1.1. Eiseres heeft beroep ingesteld tegen het bestreden besluit.
1.2. De rechtbank heeft het beroep op 15 juli 2025 op zitting behandeld. Hieraan hebben deelgenomen: [referent] (referent), mr. D.N. Imminga als waarnemer van de gemachtigde van eiseres, dhr. Sareen als tolk en de gemachtigde van de minister.
Beoordeling door de rechtbank
-
De rechtbank beoordeelt de afwijzing van de mvv-aanvraag. Zij doet dat aan de hand van de beroepsgronden van eiseres.
-
De rechtbank komt tot het oordeel dat het beroep gegrond is, maar dat de rechtsgevolgen van het bestreden besluit in stand blijven. Dat betekent dat de afwijzing van de mvv-aanvraag in stand blijft. Hierna legt de rechtbank uit hoe zij tot dit oordeel komt.
Waar gaat deze zaak over?
-
Eiseres is geboren op [2003] en heeft de Pakistaanse nationaliteit. Zij is de verloofde van referent, en verblijft op dit moment in Pakistan. Referent is geboren op [1993] en heeft ook de Pakistaanse nationaliteit. Aan hem is een verblijfsvergunning asiel voor bepaalde tijd verleend. Referent heeft op 13 mei 2022 een aanvraag voor een mvv ingediend, met als doel dat eiseres bij hem in Nederland zou kunnen verblijven.
-
De minister heeft de aanvraag afgewezen, omdat eiseres minderjarig was op 26 juni 2021, het moment dat referent Nederland inreisde (het peilmoment). Uit artikel 29, tweede lid, van de Vw volgt dat er in zo’n geval geen verblijf wordt toegestaan. Volgens de minister is dat niet in strijd met de Gezinsherenigingsrichtlijn (Gri, Richtlijn 2003/86/EG). Er hoeft daarom ook geen individuele afweging plaats te vinden. Verder is het niet relevant dat eiseres ten tijde van het primaire besluit wel meerderjarig was. Uit de uitspraak van de Afdeling bestuursrechtspraak van de Raad van State (Afdeling) van 15 maart 2021, ECLI:NL:RVS:2021:533, r.o. 3.3. volgt namelijk dat het Haags Huwelijksverdrag en de Wet tegengaan huwelijksdwang niet op partnerschapsrelaties van toepassing zijn, waardoor er voor de minister geen verplichting bestaat om een partnerschapsrelatie met terugwerkende kracht te erkennen zodra niet langer sprake is van minderjarigheid (wat bij huwelijken wel het geval is).

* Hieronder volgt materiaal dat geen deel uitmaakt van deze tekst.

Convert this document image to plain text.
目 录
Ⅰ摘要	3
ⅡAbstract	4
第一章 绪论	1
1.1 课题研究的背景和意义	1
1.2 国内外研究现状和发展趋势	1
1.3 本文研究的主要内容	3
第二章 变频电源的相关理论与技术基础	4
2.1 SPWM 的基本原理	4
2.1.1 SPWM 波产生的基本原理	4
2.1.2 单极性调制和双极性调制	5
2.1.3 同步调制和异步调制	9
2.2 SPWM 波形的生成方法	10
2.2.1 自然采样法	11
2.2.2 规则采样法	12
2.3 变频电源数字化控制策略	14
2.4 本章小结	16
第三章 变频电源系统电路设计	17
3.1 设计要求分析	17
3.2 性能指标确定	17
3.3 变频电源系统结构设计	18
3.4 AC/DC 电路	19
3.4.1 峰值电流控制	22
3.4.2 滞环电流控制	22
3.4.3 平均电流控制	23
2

De minister stelt zich verder op het standpunt dat niet ambtshalve getoetst hoeft te worden of eiseres in aanmerking komt voor een verblijfsvergunning op grond van artikel 8 van het Verdrag tot bescherming van de rechten van de mens en de fundamentele vrijheden (EVRM). De minister verwijst daartoe naar het Informatiebericht 2024/7.
-
Eiseres voert aan dat uit artikel 17 van de Gri volgt dat de minister een individuele beoordeling moet maken. De minister heeft dat ten onrechte niet gedaan. Volgens eiseres is een individuele beoordeling ook in lijn met het doel van de Gri, namelijk gezinshereniging mogelijk te maken. Daarbij heeft de wetgever ervoor gekozen om een lagere leeftijdseis te stellen (18 in plaats van 21 jaar), gelet op de (vaak) onveilige situatie voor nareizigers.
-
De rechtbank overweegt als volgt. In artikel 17 van de Gri staat: "In geval van afwijzing van een verzoek, intrekking of niet-verlenging van een verblijfstitel, alsmede in geval van een verwijderingsmaatregel tegen de gezinshereniger of leden van diens gezin houden de lidstaten terdege rekening met de aard en de hechtheid van de gezinsband van de betrokken persoon en met de duur van zijn verblijf in de lidstaat, alsmede met het bestaan van familiebanden of culturele of sociale banden met zijn land van herkomst."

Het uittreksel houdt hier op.